Setting up the Columns
On the right-hand side you will see “Columns” with the name “Main”. Your columns will not have “Main” as the name but “Performance” by default. Click Customize Columns that will open up a pop-up window to display all the columns that are available.
Facebook tracks all activities on your website, ads and shows all these data. You need not have to know or track all these data. You only need a few columns and in a particular order for better readability.
The first column should be “Campaign Name”, the second column should be “Delivery” and so on as shown above in the figure (Columns Selected). If you remove the check in any column attribute that shows below the Search, the same disappears in the “Columns Selected”. To bring it back to the Columns Selected section, check the attribute.
You can drag and drop any column attribute (for e.g. Delivery) and release it to display it in the place you want. Say, below the Campaign Name.
If you need to add more columns, use the Search field. Set up the columns click on Save as Preset and give it a name as “Main” or “Primary” or any name that you wish to. Click Apply.
In the future if you reload the page all you need to do is click on the preset Column Name; in our case it is “MAIN” as shown below. All the columns will be shown on the console and the data corresponding to your ad sets and Campaigns will be displayed to enhance the readability.
Definitions
Website Purchases
The number of purchases occurred driven by a particular campaign is displayed here. The amount spent for the Ad Set budget is shown in the Amount Spent column.
If I click on the campaign, the columns remain the same but the data related to the Ad set for this campaign will display. I can sort the results by clicking on the column header.

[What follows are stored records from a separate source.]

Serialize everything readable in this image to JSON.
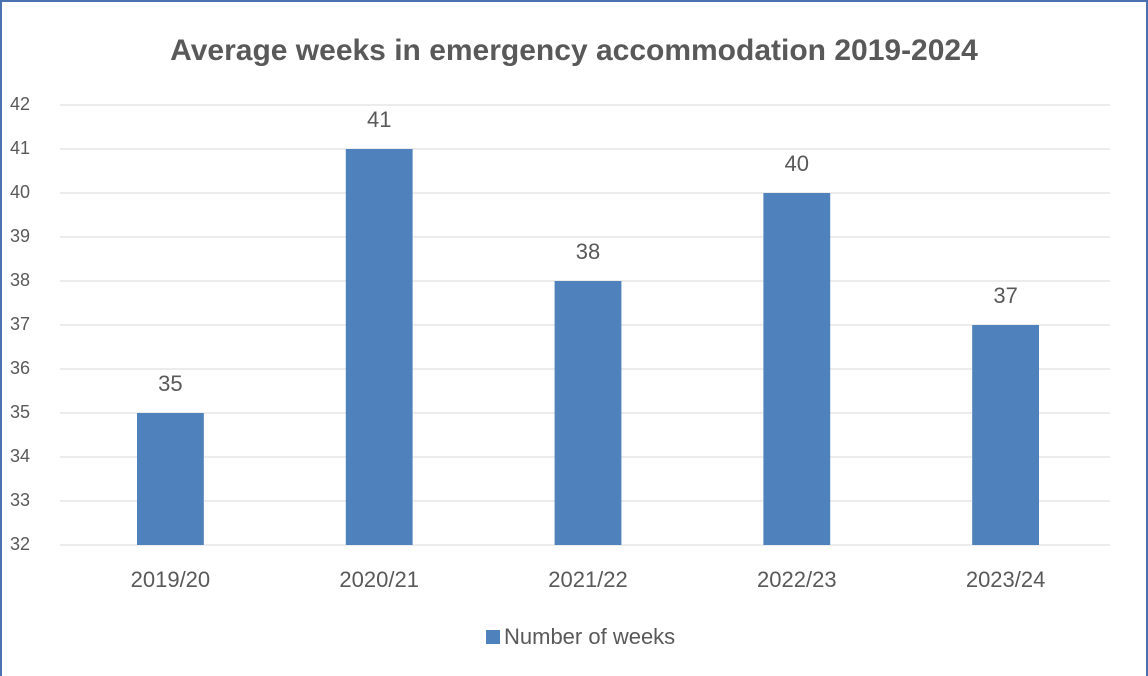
{
  "chart_data": {
    "type": "bar",
    "title": "Average weeks in emergency accommodation 2019-2024",
    "categories": [
      "2019/20",
      "2020/21",
      "2021/22",
      "2022/23",
      "2023/24"
    ],
    "series": [
      {
        "name": "Number of weeks",
        "color": "#4f81bd",
        "values": [
          35,
          41,
          38,
          40,
          37
        ]
      }
    ],
    "ylim": [
      32,
      42
    ],
    "yticks": [
      32,
      33,
      34,
      35,
      36,
      37,
      38,
      39,
      40,
      41,
      42
    ],
    "grid": true,
    "legend": "bottom"
  }
}
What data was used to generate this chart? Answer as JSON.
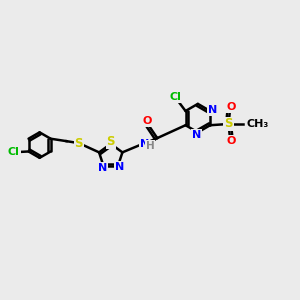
{
  "background_color": "#ebebeb",
  "atom_colors": {
    "N": "#0000ff",
    "O": "#ff0000",
    "S": "#cccc00",
    "Cl": "#00bb00",
    "C": "#000000",
    "H": "#888888"
  },
  "bond_color": "#000000",
  "bond_width": 1.8,
  "figsize": [
    3.0,
    3.0
  ],
  "dpi": 100
}
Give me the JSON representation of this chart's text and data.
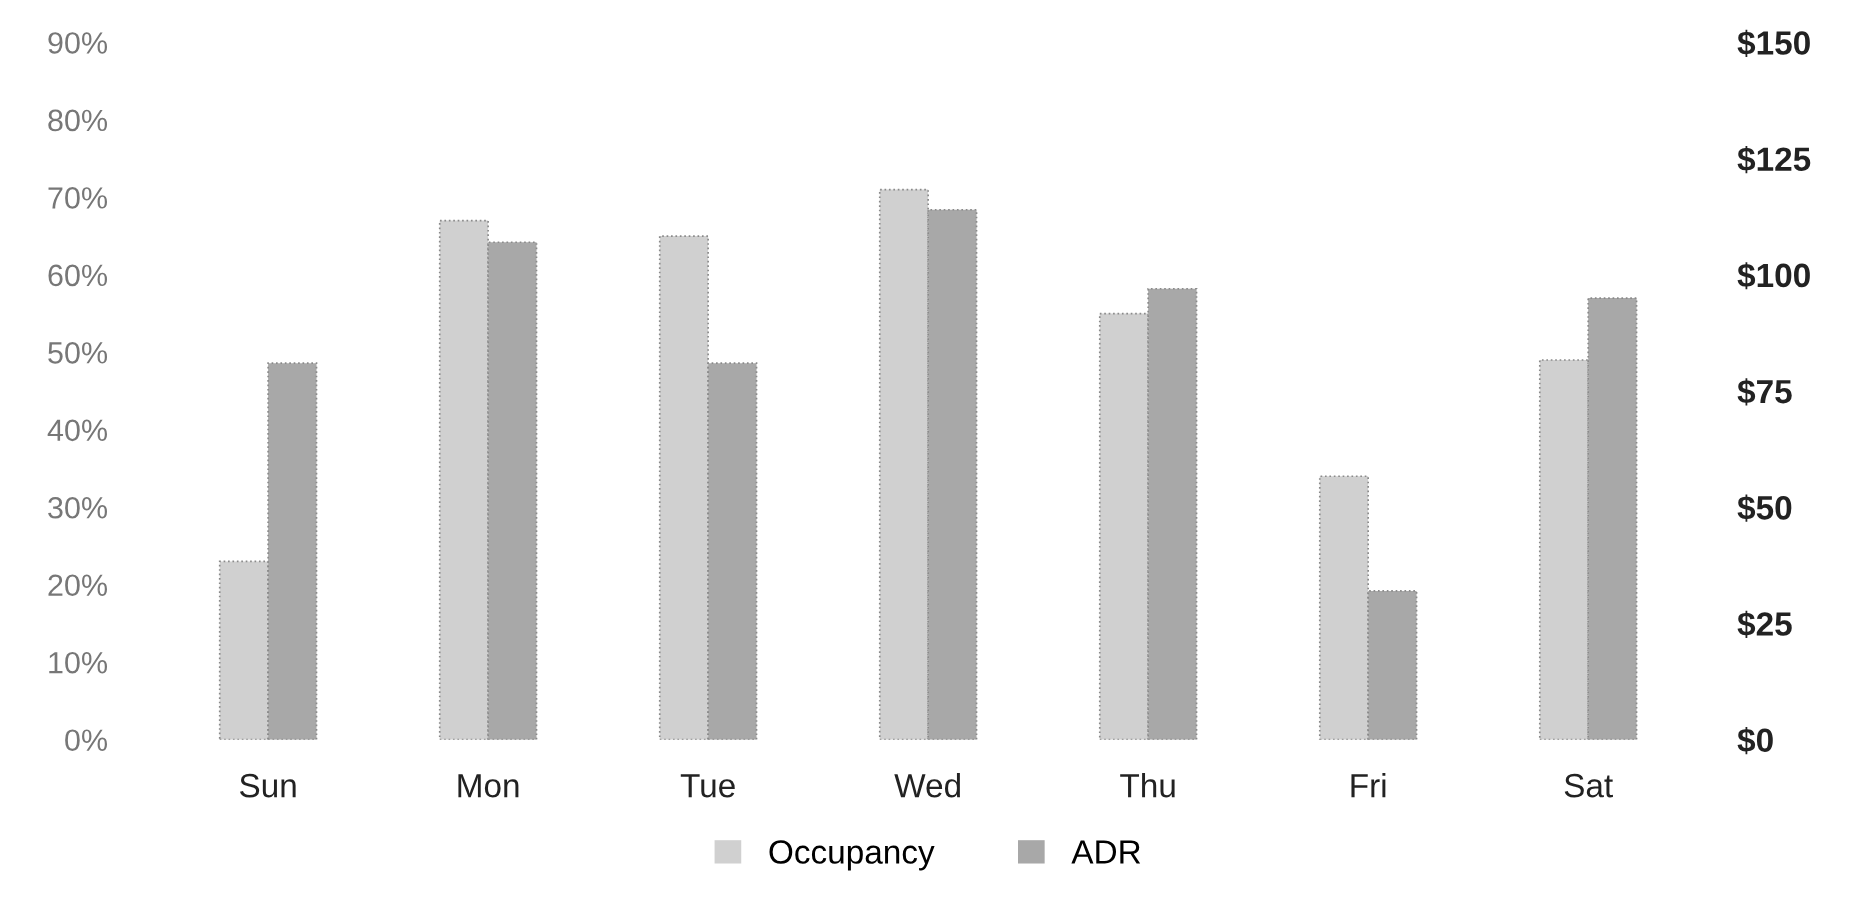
{
  "chart_data": {
    "type": "bar",
    "categories": [
      "Sun",
      "Mon",
      "Tue",
      "Wed",
      "Thu",
      "Fri",
      "Sat"
    ],
    "series": [
      {
        "name": "Occupancy",
        "color": "#d0d0d0",
        "values": [
          23,
          67,
          65,
          71,
          55,
          34,
          49
        ]
      },
      {
        "name": "ADR",
        "color": "#a8a8a8",
        "axis": "y2",
        "values": [
          81,
          107,
          81,
          114,
          97,
          32,
          95
        ]
      }
    ],
    "ylim": [
      0,
      90
    ],
    "yticks": [
      {
        "value": 0,
        "label": "0%"
      },
      {
        "value": 10,
        "label": "10%"
      },
      {
        "value": 20,
        "label": "20%"
      },
      {
        "value": 30,
        "label": "30%"
      },
      {
        "value": 40,
        "label": "40%"
      },
      {
        "value": 50,
        "label": "50%"
      },
      {
        "value": 60,
        "label": "60%"
      },
      {
        "value": 70,
        "label": "70%"
      },
      {
        "value": 80,
        "label": "80%"
      },
      {
        "value": 90,
        "label": "90%"
      }
    ],
    "y2lim": [
      0,
      150
    ],
    "y2ticks": [
      {
        "value": 0,
        "label": "$0"
      },
      {
        "value": 25,
        "label": "$25"
      },
      {
        "value": 50,
        "label": "$50"
      },
      {
        "value": 75,
        "label": "$75"
      },
      {
        "value": 100,
        "label": "$100"
      },
      {
        "value": 125,
        "label": "$125"
      },
      {
        "value": 150,
        "label": "$150"
      }
    ],
    "grid": false,
    "legend": "bottom"
  }
}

Website Purchases Conversion
This is the total amount of revenue generated using the ads inside a particular campaign.
Cost per Website Purchase
This indicates the cost per conversion while running Facebook ads for conversion.
ROAS
ROAS is the returns on ads spent.
Website Adds to Cart
The number of ads to Cart happening because of a campaign
Ad Set Data
If you go inside the campaign and go to the ad set level then you’ll see the same stats for particular ad sets and the data should be related to the ad set level.
Unique Outbound clicks
This component is important when you’re looking at the first sales chart according to my FB Ads Stage #2 method
CPM
Cost per 1000 impressions
Note: When you are analyzing the First Sales Chart, “Website Adds to Cart”, “Unique Outbound clicks” and ROAS metrics play a very important part in analyzing the FB ads data.
Beginners’ Challenges
A lot of beginners face issues interpreting this data and they end up spending more on Facebook Ads. They are not even able to find out if they are getting purchases, if the ROAS is positive and all these issues put together lead to a loss making Store.
Conclusion
This is all the data that you need to be looking at and setup the columns in the way I just showed you to get you going.